05.6 LLVM Codegen for Slices

File(s): compiler/ori_llvm/src/codegen/arc_emitter/

Emit is_slice check before RC operations on lists: (2026-02-28) — Both emit_rc_inc_heap (HeapPointer strategy) and inc_value_rc (AggregateFields strategy) now use call_list_rc_inc(data, cap) for List/Set types instead of the unsafe call_rc_inc_all(&[data]). The runtime ori_list_rc_inc checks is_slice_cap(cap) and routes to the original buffer.
Update RC emission to handle slices (compute original pointer): (2026-02-28) — rc_ops.rs and rc_value_traversal.rs updated with tag-based dispatch for List/Set. call_list_rc_inc helper added.
Add emitters for ori_list_slice, ori_list_take, ori_list_drop: (2026-02-28) — list_builtins.rs with emit_list_slice, emit_list_take_slice, emit_list_drop_slice. Dispatch entries in collections/mod.rs with borrow: true.
Add emitters for ori_str_substring, ori_str_trim: (2026-02-28) — string_builtins.rs with emit_str_substring (sret pattern). str.slice aliases to emit_str_substring. str.trim was already in the builtin table.

AOT integration tests: (2026-02-28) — 19 tests in compiler/ori_llvm/tests/aot/slices.rs covering list.slice, list.take, list.drop, str.substring, str.slice, chaining, and RC safety.

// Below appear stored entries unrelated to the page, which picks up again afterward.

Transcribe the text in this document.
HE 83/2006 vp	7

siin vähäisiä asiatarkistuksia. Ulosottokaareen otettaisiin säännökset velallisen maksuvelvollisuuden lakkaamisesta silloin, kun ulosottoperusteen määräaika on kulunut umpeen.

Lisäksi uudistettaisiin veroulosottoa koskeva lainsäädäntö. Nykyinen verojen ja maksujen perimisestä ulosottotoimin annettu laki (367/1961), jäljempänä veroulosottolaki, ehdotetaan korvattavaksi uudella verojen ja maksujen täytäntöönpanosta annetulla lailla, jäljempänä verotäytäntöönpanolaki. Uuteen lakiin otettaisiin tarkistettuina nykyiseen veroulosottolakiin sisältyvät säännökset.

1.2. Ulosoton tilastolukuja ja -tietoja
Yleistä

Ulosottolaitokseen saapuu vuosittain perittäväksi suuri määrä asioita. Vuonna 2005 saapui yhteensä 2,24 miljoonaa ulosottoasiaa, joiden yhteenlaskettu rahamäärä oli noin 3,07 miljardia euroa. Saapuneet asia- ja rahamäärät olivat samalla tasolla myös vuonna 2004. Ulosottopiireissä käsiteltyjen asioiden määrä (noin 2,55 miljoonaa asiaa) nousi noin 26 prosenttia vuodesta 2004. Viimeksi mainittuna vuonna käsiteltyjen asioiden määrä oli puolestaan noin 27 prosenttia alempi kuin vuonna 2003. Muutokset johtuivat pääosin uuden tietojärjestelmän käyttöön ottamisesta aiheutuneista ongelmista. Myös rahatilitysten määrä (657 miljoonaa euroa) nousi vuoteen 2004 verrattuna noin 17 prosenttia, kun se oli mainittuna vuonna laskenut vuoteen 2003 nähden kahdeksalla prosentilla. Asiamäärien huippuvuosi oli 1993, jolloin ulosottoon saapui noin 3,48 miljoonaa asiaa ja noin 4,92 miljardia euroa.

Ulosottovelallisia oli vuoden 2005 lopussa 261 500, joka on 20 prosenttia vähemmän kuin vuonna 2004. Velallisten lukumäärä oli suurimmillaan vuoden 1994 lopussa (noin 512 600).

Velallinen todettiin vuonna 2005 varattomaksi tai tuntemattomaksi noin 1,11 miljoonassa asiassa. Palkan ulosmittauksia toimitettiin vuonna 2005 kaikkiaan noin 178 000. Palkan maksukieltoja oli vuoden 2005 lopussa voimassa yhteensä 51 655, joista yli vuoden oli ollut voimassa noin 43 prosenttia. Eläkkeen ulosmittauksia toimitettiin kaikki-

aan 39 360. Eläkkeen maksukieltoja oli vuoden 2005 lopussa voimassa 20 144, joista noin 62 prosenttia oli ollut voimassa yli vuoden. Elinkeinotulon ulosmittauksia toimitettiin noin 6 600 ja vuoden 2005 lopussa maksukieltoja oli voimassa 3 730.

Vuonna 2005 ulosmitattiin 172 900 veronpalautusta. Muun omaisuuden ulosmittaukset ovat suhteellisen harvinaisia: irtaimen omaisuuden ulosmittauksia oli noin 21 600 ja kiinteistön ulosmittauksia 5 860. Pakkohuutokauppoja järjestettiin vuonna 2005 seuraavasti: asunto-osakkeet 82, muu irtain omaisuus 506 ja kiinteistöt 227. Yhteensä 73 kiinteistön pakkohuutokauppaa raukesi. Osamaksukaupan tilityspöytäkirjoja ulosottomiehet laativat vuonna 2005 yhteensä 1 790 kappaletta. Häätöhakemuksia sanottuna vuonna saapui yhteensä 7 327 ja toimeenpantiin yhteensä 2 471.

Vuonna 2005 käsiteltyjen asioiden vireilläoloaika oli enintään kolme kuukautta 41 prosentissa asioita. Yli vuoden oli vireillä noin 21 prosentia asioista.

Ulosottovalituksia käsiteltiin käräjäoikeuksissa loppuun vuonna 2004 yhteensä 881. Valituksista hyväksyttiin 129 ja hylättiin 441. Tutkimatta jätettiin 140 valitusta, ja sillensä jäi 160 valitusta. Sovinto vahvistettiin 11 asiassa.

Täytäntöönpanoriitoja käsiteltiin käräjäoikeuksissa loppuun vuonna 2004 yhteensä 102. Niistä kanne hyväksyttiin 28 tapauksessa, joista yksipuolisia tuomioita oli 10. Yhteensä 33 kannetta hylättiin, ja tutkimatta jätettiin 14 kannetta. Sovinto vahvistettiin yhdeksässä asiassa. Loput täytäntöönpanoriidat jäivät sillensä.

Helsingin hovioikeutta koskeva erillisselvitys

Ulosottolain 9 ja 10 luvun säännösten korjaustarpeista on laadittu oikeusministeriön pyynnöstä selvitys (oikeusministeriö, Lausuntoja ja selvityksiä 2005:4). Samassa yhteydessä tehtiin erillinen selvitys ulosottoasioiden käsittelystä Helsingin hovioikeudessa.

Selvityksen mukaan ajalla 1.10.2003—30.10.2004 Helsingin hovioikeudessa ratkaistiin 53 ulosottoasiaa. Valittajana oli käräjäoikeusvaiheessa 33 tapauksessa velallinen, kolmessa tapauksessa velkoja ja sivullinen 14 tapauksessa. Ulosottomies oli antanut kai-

use std.testing { assert_eq }

@test tests {
    let list = [1, 2, 3, 4, 5]
    let slice = list.slice(1, 4)
    assert_eq(slice, [2, 3, 4])
    assert_eq(slice.length(), 3)

    // Mutation of slice creates new list
    let modified = slice.push(6)
    assert_eq(modified, [2, 3, 4, 6])
    assert_eq(slice, [2, 3, 4])  // Original slice unchanged
}

05.7 Completion Checklist

Exit Criteria: list.slice(0, 1000) on a 10,000-element list completes in O(1) time with zero element copies (measurable via allocation counter). String trim() on a 1MB heap string is O(1). All slice RC lifecycle tests pass under Valgrind. dual-exec-verify.sh shows zero mismatches between interpreter and AOT for all slice operations.